Sireen Hashem, a high school teacher in New Jersey, has been fired for having the audacity to teach history and current events while Muslim.
Hashem, who describes herself as a “Muslim American of Palestinian descent,” filed a lawsuit against Hunterdon Central Regional High School on Dec. 14, claiming in short that she was fired for teaching the same curriculum as her white counterparts, who received no reprimand.
The curriculum in question? Namely, a video of Nobel Peace Prize winner Malala Yousafzai. That’s right. Teaching students about a girl who survived being shot in the head by the Taliban, and who has gone on to earn one of the highest honors in the world by fighting for the right of children — especially young girls — to receive an education.
Lindsay Wagner, a fellow teacher at the school, had shown her students a video about Yousafzai and her advocacy. At Wagner’s suggestion, Hashem showed the same video to her own students. Complaints from parents and administrators about Hashem’s airing of the video came almost immediately, although there was no concern about Wagner doing the same.
According to Hashem’s suit, “[Principal] Suzanne Cooley received a complaint from the parent of a student about Plaintiff’s use of the Malala Yusufzai video during a lesson.” The suit goes on to state that Hashem’s supervisor told her “that she could not teach current events in the same manner as her non-Arab, non-Palestinian and non-Muslim colleagues.”
It wasn’t just the principal who made such obviously racist comments. Hashem says that during a meeting she brought it to the attention of district superintendent Cristina Steffner that her coworker played “the same video and it was not a problem.” According to the suit, the response was sickening:“Defendant Steffner slammed her hand on the table and said, ‘You are not Lindsay.’ Unlike Plaintiff, Lindsay Wagner is not Arab, not Palestinian and not Muslim.”
“Defendant Steffner slammed her hand on the table and said, ‘You are not Lindsay.’ Unlike Plaintiff, Lindsay Wagner is not Arab, not Palestinian and not Muslim.”
Other parents later complained about Hashem’s participation in a classroom discussion regarding a question commonly used by history teachers across the U.S., “compare the actions of John Brown at Harper’s Ferry to the actions of Osama bin Laden on September 11, 2001.”
Students then decided to begin harassing Hashem online. One parent, who naturally had complained about Hashem previously, posted statuses on Facebook claiming that Hashem was anti-Israel, that she was teaching anti-Semitic views in the classroom, and that her brother was a terrorist.
These false accusations on social media prompted another meeting with school administrators. According to the suit, this time they “accused her of discriminating against Jewish students, and also questioned her about her place of birth, her family, and her personal life.”

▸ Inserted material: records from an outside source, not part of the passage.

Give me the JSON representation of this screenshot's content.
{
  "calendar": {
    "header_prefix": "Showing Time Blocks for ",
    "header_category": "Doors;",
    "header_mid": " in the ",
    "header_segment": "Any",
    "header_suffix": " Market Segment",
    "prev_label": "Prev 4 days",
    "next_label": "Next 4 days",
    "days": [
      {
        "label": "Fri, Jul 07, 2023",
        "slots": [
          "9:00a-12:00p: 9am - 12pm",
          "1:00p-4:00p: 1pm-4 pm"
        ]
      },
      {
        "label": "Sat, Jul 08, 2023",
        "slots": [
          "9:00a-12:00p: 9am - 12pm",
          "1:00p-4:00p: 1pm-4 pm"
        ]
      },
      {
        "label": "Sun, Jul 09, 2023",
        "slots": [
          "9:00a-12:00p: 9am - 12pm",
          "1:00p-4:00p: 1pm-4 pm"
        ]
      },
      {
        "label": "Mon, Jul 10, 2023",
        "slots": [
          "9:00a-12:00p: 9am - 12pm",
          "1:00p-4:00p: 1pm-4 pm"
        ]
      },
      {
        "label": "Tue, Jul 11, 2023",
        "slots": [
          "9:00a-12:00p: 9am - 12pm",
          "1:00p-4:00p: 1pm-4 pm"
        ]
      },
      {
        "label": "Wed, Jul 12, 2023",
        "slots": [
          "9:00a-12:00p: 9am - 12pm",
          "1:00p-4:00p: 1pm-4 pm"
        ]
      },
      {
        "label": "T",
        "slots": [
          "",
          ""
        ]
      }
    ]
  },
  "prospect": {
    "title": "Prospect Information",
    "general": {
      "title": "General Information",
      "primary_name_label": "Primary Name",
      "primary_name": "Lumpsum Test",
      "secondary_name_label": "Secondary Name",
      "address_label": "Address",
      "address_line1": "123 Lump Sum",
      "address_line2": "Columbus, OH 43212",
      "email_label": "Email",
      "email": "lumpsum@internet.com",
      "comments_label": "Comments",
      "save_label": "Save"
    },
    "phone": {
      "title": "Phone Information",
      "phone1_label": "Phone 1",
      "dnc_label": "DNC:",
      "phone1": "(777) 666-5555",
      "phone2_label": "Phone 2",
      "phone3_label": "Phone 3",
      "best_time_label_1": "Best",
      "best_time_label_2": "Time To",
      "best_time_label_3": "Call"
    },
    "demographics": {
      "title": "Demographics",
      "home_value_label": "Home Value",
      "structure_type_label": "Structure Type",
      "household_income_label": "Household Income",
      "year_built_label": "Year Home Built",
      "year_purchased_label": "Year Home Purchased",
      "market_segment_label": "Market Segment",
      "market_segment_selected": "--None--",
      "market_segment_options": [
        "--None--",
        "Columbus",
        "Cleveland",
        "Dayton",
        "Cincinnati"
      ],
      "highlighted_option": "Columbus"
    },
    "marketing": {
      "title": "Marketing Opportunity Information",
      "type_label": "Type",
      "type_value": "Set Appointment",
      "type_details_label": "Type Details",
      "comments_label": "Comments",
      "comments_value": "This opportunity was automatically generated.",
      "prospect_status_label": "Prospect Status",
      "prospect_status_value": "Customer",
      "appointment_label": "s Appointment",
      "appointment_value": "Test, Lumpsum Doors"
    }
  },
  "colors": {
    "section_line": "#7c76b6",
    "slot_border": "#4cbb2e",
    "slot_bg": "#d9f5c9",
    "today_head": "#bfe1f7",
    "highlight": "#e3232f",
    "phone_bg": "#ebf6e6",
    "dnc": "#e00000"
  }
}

Allegedly, Hashem was given a list of topics she was not to discuss or mention in her classroom. These topics included her cultural background, her religious background, Islam and the Middle East. You know, subjects that obviously have no place being taught in a history class, given current events. (*Ahem, sorry, the sarcasm was so thick, I choked a little.)
According to Hashem, “A local Rabbi and several parents contacted the high school administration, including Defendants Cooley and Steffner, and Defendant Board of Education in an attempt to have Plaintiff removed from her teaching position, solely because of her heritage and religion.”
Even after she was no longer employed by the school district, the ordeal was not over. The lawsuit claims FBI agents showed up at her door claiming it had been reported that Hashem made the threat “they will be sorry if she is fired.” Hashem denies saying anything of the sort.
Omar Mohammedi, Hashem’s attorney, says he is especially disgusted by the visit from the FBI. “They not only get rid of her and dismiss her unlawfully, but then they call the FBI on her?” he said. “It’s an outrage.”
Mohammedi says these claims of retaliation were made not out of fear, but out of spite. “Because of who she is, they knew they could do whatever they want,” said Mohammedi. “They knew the FBI would respond because being a part of that world you’re an easy target.”
Not everyone is against Hashem though. Some of her former students have stepped up to defend her online. “Hunterdon Central lost an amazing teacher over false comments a student in my class made,” one student wrote. “Her firing was a huge mistake and any school who hires her next should consider themselves lucky.”